1. Place eggplant in a bowl and toss with 1/2 teaspoon sea salt. Set aside for 30 minutes. Remove eggplant from bowl and pat dry to remove excess moisture.

2. In a heavy-bottomed pot, warm 1 tablespoon olive oil over moderate heat. Add eggplant and cook, stirring often, for 7 minutes to soften. Transfer eggplant to a bowl.

3. In the same pot over moderate heat, add remaining 1 tablespoon olive oil. Add onion, season with 1/4 teaspoon sea salt and a little ground black pepper, and cook until onion is softened and translucent, about 5 minutes.

4. Add garlic and cook for 1 minute longer. Stir in bell pepper and cook for about 3 to 4 minutes. Add zucchini and yellow squash and cook for 3 to 4 minutes longer. Add tomatoes and cook for 10 minutes to break them down, stirring often. Toss in goji berries and basil, and cook, stirring, for 1 minute.

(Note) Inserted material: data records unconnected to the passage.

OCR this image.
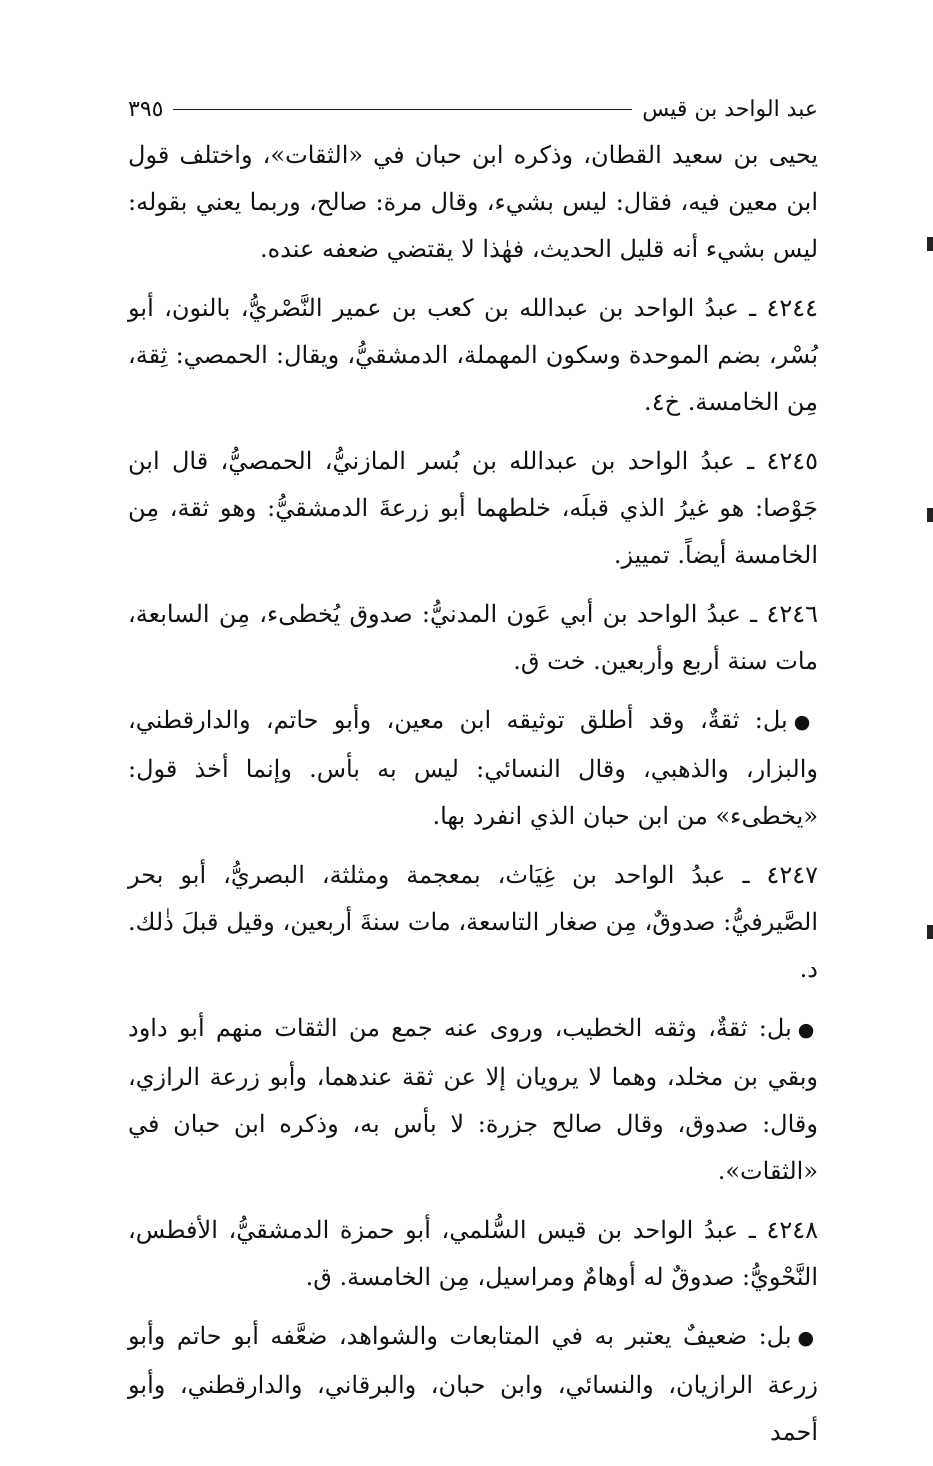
عبد الواحد بن قيس
٣٩٥

يحيى بن سعيد القطان، وذكره ابن حبان في «الثقات»، واختلف قول ابن معين فيه، فقال: ليس بشيء، وقال مرة: صالح، وربما يعني بقوله: ليس بشيء أنه قليل الحديث، فهٰذا لا يقتضي ضعفه عنده.

٤٢٤٤ ـ عبدُ الواحد بن عبدالله بن كعب بن عمير النَّصْريُّ، بالنون، أبو بُسْر، بضم الموحدة وسكون المهملة، الدمشقيُّ، ويقال: الحمصي: ثِقة، مِن الخامسة. خ٤.

٤٢٤٥ ـ عبدُ الواحد بن عبدالله بن بُسر المازنيُّ، الحمصيُّ، قال ابن جَوْصا: هو غيرُ الذي قبلَه، خلطهما أبو زرعةَ الدمشقيُّ: وهو ثقة، مِن الخامسة أيضاً. تمييز.

٤٢٤٦ ـ عبدُ الواحد بن أبي عَون المدنيُّ: صدوق يُخطىء، مِن السابعة، مات سنة أربع وأربعين. خت ق.

●بل: ثقةٌ، وقد أطلق توثيقه ابن معين، وأبو حاتم، والدارقطني، والبزار، والذهبي، وقال النسائي: ليس به بأس. وإنما أخذ قول: «يخطىء» من ابن حبان الذي انفرد بها.

٤٢٤٧ ـ عبدُ الواحد بن غِيَاث، بمعجمة ومثلثة، البصريُّ، أبو بحر الصَّيرفيُّ: صدوقٌ، مِن صغار التاسعة، مات سنةَ أربعين، وقيل قبلَ ذٰلك. د.

●بل: ثقةٌ، وثقه الخطيب، وروى عنه جمع من الثقات منهم أبو داود وبقي بن مخلد، وهما لا يرويان إلا عن ثقة عندهما، وأبو زرعة الرازي، وقال: صدوق، وقال صالح جزرة: لا بأس به، وذكره ابن حبان في «الثقات».

٤٢٤٨ ـ عبدُ الواحد بن قيس السُّلمي، أبو حمزة الدمشقيُّ، الأفطس، النَّحْويُّ: صدوقٌ له أوهامٌ ومراسيل، مِن الخامسة. ق.

●بل: ضعيفٌ يعتبر به في المتابعات والشواهد، ضعَّفه أبو حاتم وأبو زرعة الرازيان، والنسائي، وابن حبان، والبرقاني، والدارقطني، وأبو أحمد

5. Add broth, cooked quinoa and reserved eggplant. Bring mixture to a simmer and cook it on low heat for 10 minutes.

6. Remove pot from heat, mix in red wine vinegar, and adjust seasoning with salt if desired. Serve stew, warm or cold, drizzled lightly with olive oil and sprinkled with additional chopped fresh basil.